What Trump Doesn’t Understand About U.S. History
Many, if not most, U.S. presidents have taken the nation’s history very seriously. A few, most recently John F. Kennedy, have even written thoughtful works of history. So to see President Trump make a mockery of our past, as he did last week at his self-serving conference on American history at the National Archives, where he announced a new commission on “patriotic education,” registers a new low.
Trump knows practically nothing about American history, cares even less and displays his ignorance breezily. He is amazed to learn that Abraham Lincoln was a Republican. (“A lot of people don’t know that.”) He asked Canadian Prime Minister Justin Trudeau, “Didn’t you guys burn down the White House?” Nothing makes the case for overhauling our teaching of basic U.S. history and civics like the 45th president.

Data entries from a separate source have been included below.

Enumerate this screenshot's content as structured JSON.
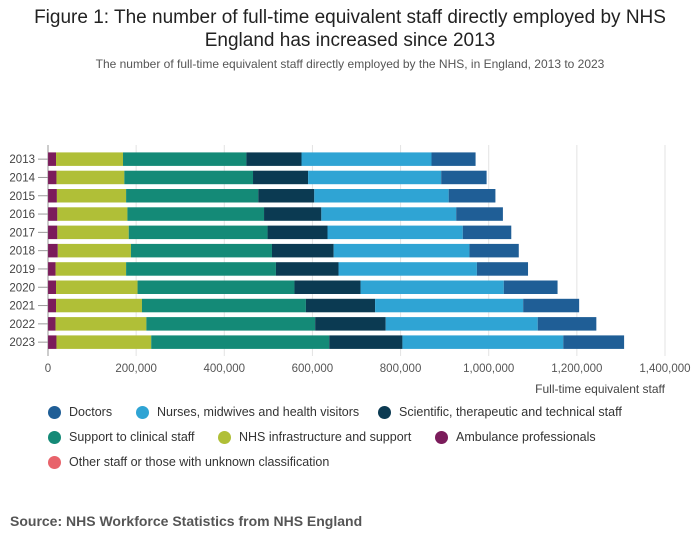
{
  "title": "Figure 1: The number of full-time equivalent staff directly employed by NHS England has increased since 2013",
  "subtitle": "The number of full-time equivalent staff directly employed by the NHS, in England, 2013 to 2023",
  "source": "Source: NHS Workforce Statistics from NHS England",
  "chart_data": {
    "type": "bar",
    "orientation": "horizontal",
    "stacked": true,
    "categories": [
      "2013",
      "2014",
      "2015",
      "2016",
      "2017",
      "2018",
      "2019",
      "2020",
      "2021",
      "2022",
      "2023"
    ],
    "xlabel": "Full-time equivalent staff",
    "xlim": [
      0,
      1400000
    ],
    "x_ticks": [
      0,
      200000,
      400000,
      600000,
      800000,
      1000000,
      1200000,
      1400000
    ],
    "x_tick_labels": [
      "0",
      "200,000",
      "400,000",
      "600,000",
      "800,000",
      "1,000,000",
      "1,200,000",
      "1,400,000"
    ],
    "grid": "vertical",
    "legend_position": "bottom",
    "series": [
      {
        "name": "Other staff or those with unknown classification",
        "color": "#e8636b",
        "values": [
          200,
          200,
          200,
          200,
          200,
          200,
          200,
          200,
          200,
          200,
          200
        ]
      },
      {
        "name": "Ambulance professionals",
        "color": "#7b1c5b",
        "values": [
          18000,
          19000,
          20000,
          21000,
          21000,
          22000,
          17000,
          18000,
          18000,
          17000,
          19000
        ]
      },
      {
        "name": "NHS infrastructure and support",
        "color": "#b0bf37",
        "values": [
          152000,
          154000,
          157000,
          159000,
          162000,
          166000,
          160000,
          185000,
          195000,
          206000,
          215000
        ]
      },
      {
        "name": "Support to clinical staff",
        "color": "#148a77",
        "values": [
          280000,
          292000,
          300000,
          310000,
          315000,
          320000,
          340000,
          356000,
          372000,
          383000,
          404000
        ]
      },
      {
        "name": "Scientific, therapeutic and technical staff",
        "color": "#0b3a52",
        "values": [
          125000,
          125000,
          127000,
          130000,
          136000,
          140000,
          142000,
          150000,
          157000,
          160000,
          166000
        ]
      },
      {
        "name": "Nurses, midwives and health visitors",
        "color": "#2fa4d4",
        "values": [
          295000,
          302000,
          305000,
          306000,
          307000,
          308000,
          314000,
          325000,
          336000,
          345000,
          365000
        ]
      },
      {
        "name": "Doctors",
        "color": "#1f5e96",
        "values": [
          100000,
          103000,
          106000,
          106000,
          110000,
          112000,
          116000,
          122000,
          127000,
          133000,
          138000
        ]
      }
    ]
  },
  "legend": [
    {
      "label": "Doctors",
      "color": "#1f5e96"
    },
    {
      "label": "Nurses, midwives and health visitors",
      "color": "#2fa4d4"
    },
    {
      "label": "Scientific, therapeutic and technical staff",
      "color": "#0b3a52"
    },
    {
      "label": "Support to clinical staff",
      "color": "#148a77"
    },
    {
      "label": "NHS infrastructure and support",
      "color": "#b0bf37"
    },
    {
      "label": "Ambulance professionals",
      "color": "#7b1c5b"
    },
    {
      "label": "Other staff or those with unknown classification",
      "color": "#e8636b"
    }
  ]
}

Trump describes history as a saga of heroes and villains, good vs. evil, pure and simple. The United States is the embodiment of good, “the most exceptional nation in the history of the world,” he said last week, whatever that means. Studying history is supposed to instill love of country. But today, he warns, the good and the love are under attack from evil radical leftists, “aided and abetted by liberal politicians” including, of course, Joe Biden. American history, in short, instructs us to vote for Trump.
Patriotic education, as Trump conjures it, features the stories of exemplary champions, conquerors and explorers — “some of the most incredible people who ever lived,” he extolled at the Archives. It teaches history in the spirit of admiring uplift cultivated at the nation’s founding by George Washington’s first biographer Parson Weems, with little room for complexity or imperfection or tragedy. It is history designed not to enlighten but to build students’ devotion to a land of infinite hope, a nation “where any dream can come true,” where right always triumphs over wrong and where seldom is heard a discouraging word.
None of this has anything to do with history and everything to do with Trump. American government is actually founded on the ambivalent principle that there is good and evil in everyone. “If men were angels,” James Madison wrote, “no government would be necessary.” The Constitution prescribes a system of checks and balances to deter any would-be tyrant, a figure the Framers knew the United States might very well produce.